Marcian Hoff

Marcian Edward "Ted" Hoff, Jr. (born October 28, 1937 in Rochester, New York), is one of the inventors of the microprocessor.[1][2] Hoff joined Intel in 1967 as employee number 12, and is credited with coming up with the idea of using a "universal processor" rather than a variety of custom-designed circuits. His insight started the microprocessor revolution in the early 1970s. He is frequently credited with having invented the microprocessor in 1971, although he proposed the architectural idea and an instruction set formulated with Stanley Mazor in 1969. It was Federico Faggin who, in 1970-1971, independently from Hoff, developed the silicon-gate design methodology and did the actual chip design that was essential to the realization of the first microprocessor In 1985, Hoff was named the first Intel Fellow, which is the highest technical position in the company. He stayed in that position until 1988.

Contents

Education & work history

He received a bachelor's degree in electrical engineering from the Rensselaer Polytechnic Institute in 1958, and he applied for his first two patents based on work done for the General Railway Signal Corp. of Rochester, New York during the summers of his undergraduate study. He then received a National Science Foundation Fellowship to enroll in Stanford University, where he received his master's degree in 1959 and Ph.D. in 1962. As part of his Ph.D. dissertation, Hoff co-invented the least mean squares filter with Bernard Widrow.

Popular culture

Dr. Hoff was featured in an Intel advertisement, calling him the "rock star" of Intel and comparing him to the rock stars of American culture.

Awards

In 1954, he was one of the Westinghouse Science Talent Search (now Intel STS) finalists.

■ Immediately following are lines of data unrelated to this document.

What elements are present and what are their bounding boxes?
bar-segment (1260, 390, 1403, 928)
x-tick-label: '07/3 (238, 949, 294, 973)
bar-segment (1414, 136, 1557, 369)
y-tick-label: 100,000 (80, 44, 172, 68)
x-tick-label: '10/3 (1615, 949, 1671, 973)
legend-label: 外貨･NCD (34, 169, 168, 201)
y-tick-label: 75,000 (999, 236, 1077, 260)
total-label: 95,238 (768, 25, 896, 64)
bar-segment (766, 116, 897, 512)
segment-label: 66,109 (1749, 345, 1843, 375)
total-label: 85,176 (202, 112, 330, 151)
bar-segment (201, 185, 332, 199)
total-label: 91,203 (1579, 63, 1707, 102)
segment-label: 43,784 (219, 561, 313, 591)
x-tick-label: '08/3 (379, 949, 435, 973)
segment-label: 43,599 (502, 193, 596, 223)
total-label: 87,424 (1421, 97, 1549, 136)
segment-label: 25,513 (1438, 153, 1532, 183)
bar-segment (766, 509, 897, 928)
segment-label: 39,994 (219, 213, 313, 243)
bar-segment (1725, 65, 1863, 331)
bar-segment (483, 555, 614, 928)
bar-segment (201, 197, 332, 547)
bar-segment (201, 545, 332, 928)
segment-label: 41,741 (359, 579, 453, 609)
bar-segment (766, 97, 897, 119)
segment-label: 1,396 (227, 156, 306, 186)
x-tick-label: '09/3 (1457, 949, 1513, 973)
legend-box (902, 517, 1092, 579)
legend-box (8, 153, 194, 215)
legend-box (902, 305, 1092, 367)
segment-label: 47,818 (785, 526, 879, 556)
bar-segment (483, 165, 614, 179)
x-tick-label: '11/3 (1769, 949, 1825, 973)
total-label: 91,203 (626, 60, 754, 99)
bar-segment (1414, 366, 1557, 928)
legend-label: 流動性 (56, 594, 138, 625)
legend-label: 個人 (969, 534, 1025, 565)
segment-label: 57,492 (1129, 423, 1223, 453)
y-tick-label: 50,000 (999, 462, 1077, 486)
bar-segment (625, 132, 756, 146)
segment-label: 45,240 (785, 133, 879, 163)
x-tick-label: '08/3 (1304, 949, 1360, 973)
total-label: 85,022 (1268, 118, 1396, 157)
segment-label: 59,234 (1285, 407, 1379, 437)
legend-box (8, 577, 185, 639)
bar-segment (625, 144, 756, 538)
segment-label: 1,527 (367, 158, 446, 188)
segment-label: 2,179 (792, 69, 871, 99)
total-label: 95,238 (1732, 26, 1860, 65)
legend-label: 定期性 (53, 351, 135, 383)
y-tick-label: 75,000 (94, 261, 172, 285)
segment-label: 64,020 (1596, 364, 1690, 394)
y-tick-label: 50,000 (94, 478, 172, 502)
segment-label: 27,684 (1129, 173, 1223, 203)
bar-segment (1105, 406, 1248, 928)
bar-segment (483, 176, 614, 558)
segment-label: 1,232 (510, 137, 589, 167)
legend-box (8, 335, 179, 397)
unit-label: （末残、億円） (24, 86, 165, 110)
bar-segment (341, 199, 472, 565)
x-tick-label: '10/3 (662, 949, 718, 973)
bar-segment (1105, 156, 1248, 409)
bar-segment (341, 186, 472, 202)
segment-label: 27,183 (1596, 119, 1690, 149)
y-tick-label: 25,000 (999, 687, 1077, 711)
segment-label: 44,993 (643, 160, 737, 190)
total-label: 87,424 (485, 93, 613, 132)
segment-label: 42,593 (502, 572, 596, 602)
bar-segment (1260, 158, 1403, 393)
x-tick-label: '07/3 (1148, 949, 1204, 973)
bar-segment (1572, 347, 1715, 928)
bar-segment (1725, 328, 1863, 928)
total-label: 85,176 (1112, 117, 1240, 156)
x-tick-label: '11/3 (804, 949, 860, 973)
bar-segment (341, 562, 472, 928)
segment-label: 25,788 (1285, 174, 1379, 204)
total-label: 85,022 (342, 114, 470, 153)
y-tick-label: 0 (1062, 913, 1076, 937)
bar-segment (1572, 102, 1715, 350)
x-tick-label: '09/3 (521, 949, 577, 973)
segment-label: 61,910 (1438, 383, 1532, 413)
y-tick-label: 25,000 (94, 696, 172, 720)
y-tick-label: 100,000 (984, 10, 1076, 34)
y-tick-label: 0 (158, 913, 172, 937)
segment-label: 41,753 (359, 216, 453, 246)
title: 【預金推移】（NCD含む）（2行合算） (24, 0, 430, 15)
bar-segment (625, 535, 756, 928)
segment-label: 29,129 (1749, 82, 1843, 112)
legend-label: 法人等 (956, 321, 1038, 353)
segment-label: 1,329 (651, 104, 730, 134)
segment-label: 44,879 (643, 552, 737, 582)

He was awarded the Franklin Institute Stuart Ballantine Medal in 1979, the IEEE Cledo Brunetti Award in 1980, and the Franklin Institute Certificate of Merit in 1996. He was inducted into the Inventors Hall of Fame in 1996 and received the National Medal of Technology and Innovation in 2009 from President Barack Obama. He was made a Fellow of the Computer History Museum in 2009.[3] He received the 2011 IEEE/RSE Wolfson James Clerk Maxwell Award.[4]